H.E. is different, yet in a sense, he isn’t. There’s a line of demarcation between selling a product and providing a spectacle. Harlan Ellison spent a career straddling that line blowing raspberries.
He’s so over the top and ridiculous that Nick Mamatas draws a distinction between “Ellison stories” (which means H.E.’s science fiction oeuvre) and “Harlan Stories” (stories about Harlan, the man). H.E. presumably wants the world to care more about the Ellison stories than the Harlan ones. My impression: maybe the Harlan ones are winning out. It’s hard to find in-depth commentary on his science fiction (and much of it has gone out of print). But man, the internet won’t stop talking about that time he got fired from Disney after four hours of work.
Ellison’s fascinating in a way that sometimes overshadows his work. But as I said, he does a lot of work in fields that lack longevity – how many Mickey Spillane paperbacks have you bought in the past whenever? Does your heart bleed from the loss? I don’t know if Ellison’s stories will disappear from our culture’s memory the way Spillane’s have. I think that his most famous efforts (“Repent, said the Etc”, “I Have No Mouth and I Must Etc”) will survive the memory hole for a long time, but someday even they will be forgotten.

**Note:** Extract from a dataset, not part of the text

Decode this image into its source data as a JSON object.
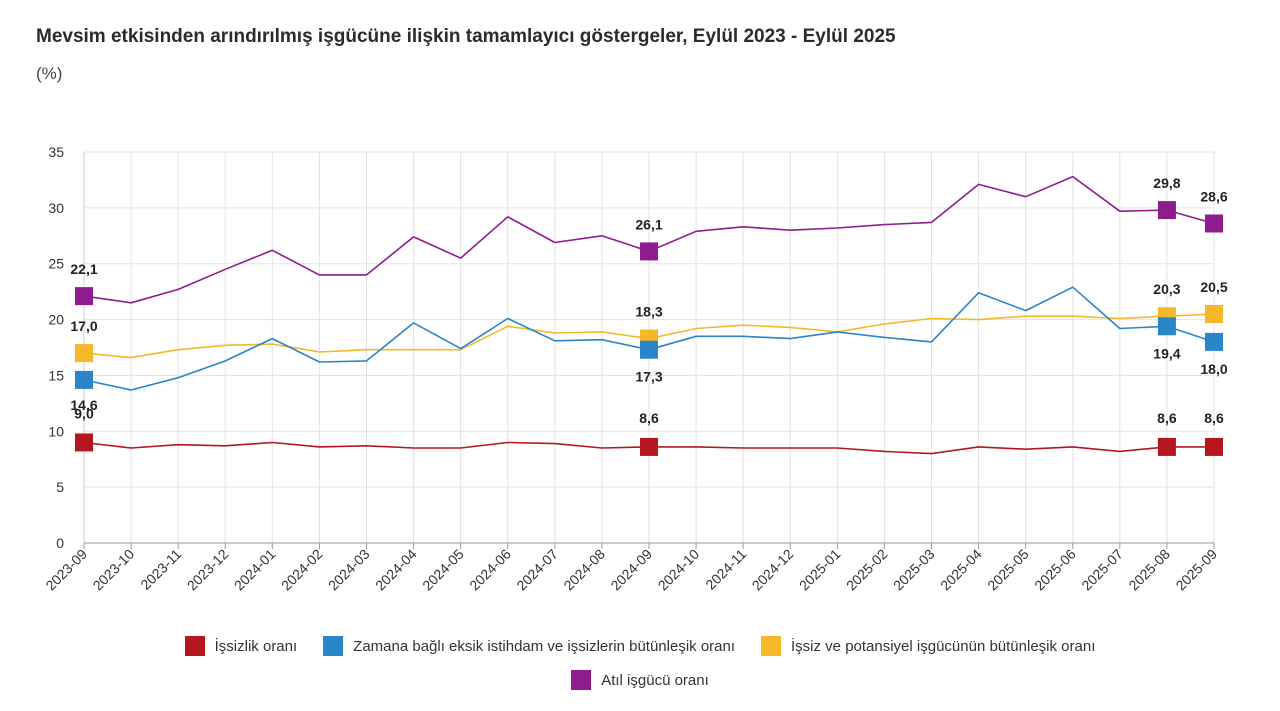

But there’s a certain sad poetry in impermanence, and beautiful things that die quickly.
Think of the female mayfly, which rises from a swamp and lives for only about thirty minutes. Its compound eyes open, take in their surroundings…and then close. Forever. Its wings unfurl, beat upon the malarial air, and then are still. Only the swamp that spawned it remains.
Maybe Ellison knows what he’s doing, and maybe he’ll even have the last laugh. He’s cultivated an impressive amount of art, and maybe we could include Ellison himself in that body – a demonically charming man, both irritating and unforgettable.